3 сентября почти пустой город охватил страшный пожар, продолжавшийся почти неделю и уничтоживший до 80 проц. жилых домов. Поджог Москвы был составной частью той политики разрушения и разграбления, которую решил применить Наполеон, чтобы заставить русское правительство заключить мир. Уже сам факт объявления Москвы военным трофеем открывал солдатам «великой армии» богатые возможности для мародерства, грабежа, насилий и разрушений. Грабили оккупанты по строгой системе, в отведенные для различных частей армии дни. 4–5 сентября они разгромили и подожгли Московский университет. Ущерб, нанесенный пожаром, разрушениями и грабежом, исчислялся несколькими миллиардами рублей. Грабеж, мародерство вели к резкому падению дисциплины и являлись зловещим предзнаменованием крушения планов Наполеона. Попытки восстановить порядок, предотвратить дальнейшее разложение армии оказались тщетными.
Находясь в Москве, французский император стремился во что бы то ни стало добиться мира.

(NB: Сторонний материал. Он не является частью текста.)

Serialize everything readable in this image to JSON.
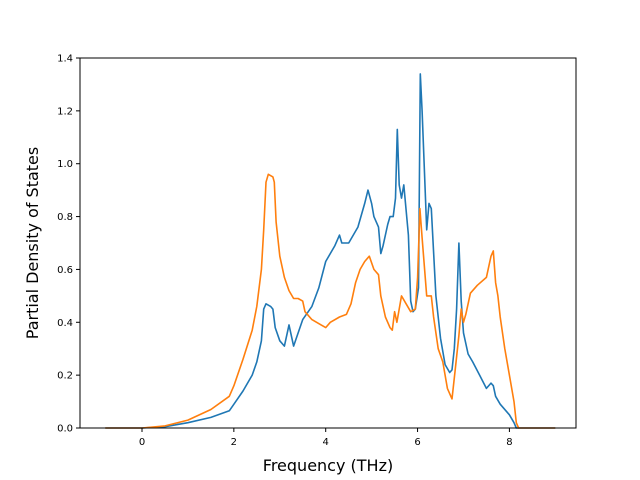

Тарутино. Подготовка контрнаступления
Однако все эти попытки не увенчались успехом. Тарутинский марш-маневр М. И. Кутузова изменил стратегическую обстановку в пользу русской армии. Фельдмаршал вывел свою армию из-под удара противника, прикрыл такие важные центры снабжения оружием и продовольствием, как Тула и Калуга, обеспечил себе связь с южными губерниями страны, откуда подходили пополнения. Здесь он готовил войска к изгнанию захватчиков из России. Кутузовым владеет одна мысль: «Теперь ни шагу назад. Приготовиться к делу, пересмотреть оружие, помнить, что вся Европа и любезное Отечество на нас взирают».[45]